Spain's David Puig rallies after first round to make US Open cut, secure spot at the Paris Olympics

PINEHURST, N.C. — David Puig was fully aware that he needed to make the cut at the U.S. Open to make the Spanish team for the Paris Olympics, and he had a whole lot of work to do after opening with a 76 at Pinehurst No. 2.

But the 22-year-old Puig answered the call Friday with four birdies on the front nine, and he balanced a bogey that again put him on the ropes with another birdie on the back side. The result was a second-round 68 that left him at 4 over for the championship and inside the cut line, which moved to plus-5 late in the day when Brooks Koepka stumbled on his final hole.

“There was not a mindset at all. I hit terrible yesterday and just, you know, worked on the range. The mindset was just try to hit it good,” said Puig, who left Arizona State to turn pro and join the LIV tour. “I think I did a good job today.”

Puig wasn’t the only one who exhaled in relief at the end of a tough day at brutally hot Pinehurst.

Scottie Scheffler, the world’s top-ranked player by a wide margin, followed a first-round 71 with a 74 to make the cut on the number. Cameron Young, Tommy Fleetwood and Shane Lowry — and Koepka — also were 5 over heading to the weekend.

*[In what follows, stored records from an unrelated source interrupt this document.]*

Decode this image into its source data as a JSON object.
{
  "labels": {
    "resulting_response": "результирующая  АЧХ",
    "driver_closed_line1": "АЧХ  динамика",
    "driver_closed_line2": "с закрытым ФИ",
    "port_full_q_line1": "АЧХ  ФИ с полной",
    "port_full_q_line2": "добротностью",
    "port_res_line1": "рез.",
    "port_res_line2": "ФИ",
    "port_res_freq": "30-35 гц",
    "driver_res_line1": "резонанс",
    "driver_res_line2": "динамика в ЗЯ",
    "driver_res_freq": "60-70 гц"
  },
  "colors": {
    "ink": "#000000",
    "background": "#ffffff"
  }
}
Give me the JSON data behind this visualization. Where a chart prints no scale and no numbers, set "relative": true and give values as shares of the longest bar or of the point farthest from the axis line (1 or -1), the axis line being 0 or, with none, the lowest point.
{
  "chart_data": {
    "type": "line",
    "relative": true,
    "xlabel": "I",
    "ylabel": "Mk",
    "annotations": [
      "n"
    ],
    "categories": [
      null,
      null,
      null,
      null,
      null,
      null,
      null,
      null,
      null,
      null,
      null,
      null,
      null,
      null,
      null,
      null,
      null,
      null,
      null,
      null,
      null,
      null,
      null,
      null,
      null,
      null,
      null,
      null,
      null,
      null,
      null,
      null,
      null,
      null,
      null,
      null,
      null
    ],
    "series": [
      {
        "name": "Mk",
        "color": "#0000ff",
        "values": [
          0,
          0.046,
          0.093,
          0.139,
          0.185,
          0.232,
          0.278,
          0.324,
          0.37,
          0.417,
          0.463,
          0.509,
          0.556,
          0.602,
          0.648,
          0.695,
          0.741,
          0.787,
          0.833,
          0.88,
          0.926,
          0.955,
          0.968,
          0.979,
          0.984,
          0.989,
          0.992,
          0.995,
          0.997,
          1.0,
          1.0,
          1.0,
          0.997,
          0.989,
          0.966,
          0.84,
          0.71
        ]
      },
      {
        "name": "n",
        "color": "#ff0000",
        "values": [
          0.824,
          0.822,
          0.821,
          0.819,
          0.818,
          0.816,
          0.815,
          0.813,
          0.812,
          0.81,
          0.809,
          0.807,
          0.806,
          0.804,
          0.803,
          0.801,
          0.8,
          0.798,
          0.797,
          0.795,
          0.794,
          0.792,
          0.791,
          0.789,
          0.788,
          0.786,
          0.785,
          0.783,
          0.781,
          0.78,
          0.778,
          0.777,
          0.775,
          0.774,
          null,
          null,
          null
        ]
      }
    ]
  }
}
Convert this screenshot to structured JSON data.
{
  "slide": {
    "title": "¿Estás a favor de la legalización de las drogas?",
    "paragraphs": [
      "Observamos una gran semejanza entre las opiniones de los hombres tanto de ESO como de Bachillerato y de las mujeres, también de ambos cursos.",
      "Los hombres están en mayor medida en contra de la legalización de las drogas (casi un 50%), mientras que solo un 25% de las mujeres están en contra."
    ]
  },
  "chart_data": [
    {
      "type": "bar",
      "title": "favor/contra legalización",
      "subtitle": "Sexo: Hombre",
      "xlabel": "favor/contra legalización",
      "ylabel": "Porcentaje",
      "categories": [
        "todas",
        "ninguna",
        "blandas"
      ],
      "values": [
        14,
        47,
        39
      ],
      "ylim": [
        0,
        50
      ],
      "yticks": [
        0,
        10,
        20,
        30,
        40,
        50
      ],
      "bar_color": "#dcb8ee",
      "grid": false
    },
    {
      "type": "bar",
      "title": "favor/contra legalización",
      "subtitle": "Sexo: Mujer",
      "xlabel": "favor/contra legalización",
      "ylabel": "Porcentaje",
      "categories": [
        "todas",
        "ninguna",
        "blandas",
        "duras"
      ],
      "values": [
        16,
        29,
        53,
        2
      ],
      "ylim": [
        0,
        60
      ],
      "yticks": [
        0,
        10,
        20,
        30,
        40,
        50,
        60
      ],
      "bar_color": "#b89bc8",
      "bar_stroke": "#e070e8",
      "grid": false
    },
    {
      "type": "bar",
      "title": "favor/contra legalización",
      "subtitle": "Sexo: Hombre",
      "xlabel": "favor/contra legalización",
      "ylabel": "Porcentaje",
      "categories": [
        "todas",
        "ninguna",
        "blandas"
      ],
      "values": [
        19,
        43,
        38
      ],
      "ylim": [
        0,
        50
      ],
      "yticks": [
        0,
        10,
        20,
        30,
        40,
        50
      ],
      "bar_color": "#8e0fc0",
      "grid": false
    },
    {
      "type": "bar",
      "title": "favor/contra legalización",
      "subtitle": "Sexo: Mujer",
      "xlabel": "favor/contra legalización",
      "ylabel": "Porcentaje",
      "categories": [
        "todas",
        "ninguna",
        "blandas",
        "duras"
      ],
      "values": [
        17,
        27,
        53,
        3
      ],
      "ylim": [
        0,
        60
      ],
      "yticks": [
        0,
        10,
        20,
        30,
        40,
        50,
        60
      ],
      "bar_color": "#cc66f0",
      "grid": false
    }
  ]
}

Sahith Theegala had perhaps the most impressive rally, following his opening 77 with a round of 68 on Friday.

There were plenty of big names headed home, too.

Viktor Hovland shot 68 on Friday but still missed the cut by one. So did Max Homa and former champ Justin Rose. Tiger Woods was in the group another shot back, and said afterward he doesn’t know what the future holds for him at the U.S. Open.

“In order to win a golf tournament, you have to make the cut. I can’t win the tournament from where I’m at, so it certainly is frustrating,” Woods said after his 13th consecutive round without breaking par in a major. “It just didn’t work out. As far as my last Open Championship or U.S. Open Championship, I don’t know what that is. It may or may not be.”

Justin Thomas, who got some advice on the range from Woods after his opening 77, fared little better with a 74 that left him 11 over for the championship. The two-time PGA champion has missed the cut in five of his last seven majors.

There were three amateurs among the 74 players who made the cut. Gunnar Broin, who plays collegiately at Kansas, was at 3 over after a second-round 68. Neal Shipley also was at 3 over and Luke Clanton at 5 over.

Ludvig Aberg held the lead heading into the weekend. He was at 5 under, one shot clear of Bryson DeChambeau, Thomas Detry and Patrick Cantlay.

As for Puig, the decision to turn pro and join LIV came with some ramifications.

Olympic teams are decided by the world ranking, but points are not rewarded for results on the Saudi-backed tour. And players on LIV are ineligible to play in PGA Tour events, the most straightforward way to rack them up.

Puig had a plan, though. He could still play the Asian Tour on weekends off from LIV. So, he began a globe-trekking march in which he played just about everywhere from Malaysia and Oman to Hong Kong and Macau. Along with a string good results, his wins at the International Series event in Singapore and the Malaysian Open vaulted him up the world ranking.

With two-time major winner Jon Rahm already assured of one of Spain’s spots at Le Golf National, Puig had to make the cut to jump Jorge Campillo, who began this week one spot ahead in the world ranking but did not qualify for the U.S. Open.

“You know, at some points I was thinking about it,” Puig said of his round Friday. “Those little thoughts kind of come and go, and at the end of the day, you know, if you’re thinking about it, it’s good, because it means you’re doing the right thing.”

Puig did just enough right at Pinehurst on Friday. And now, he can call himself an Olympian.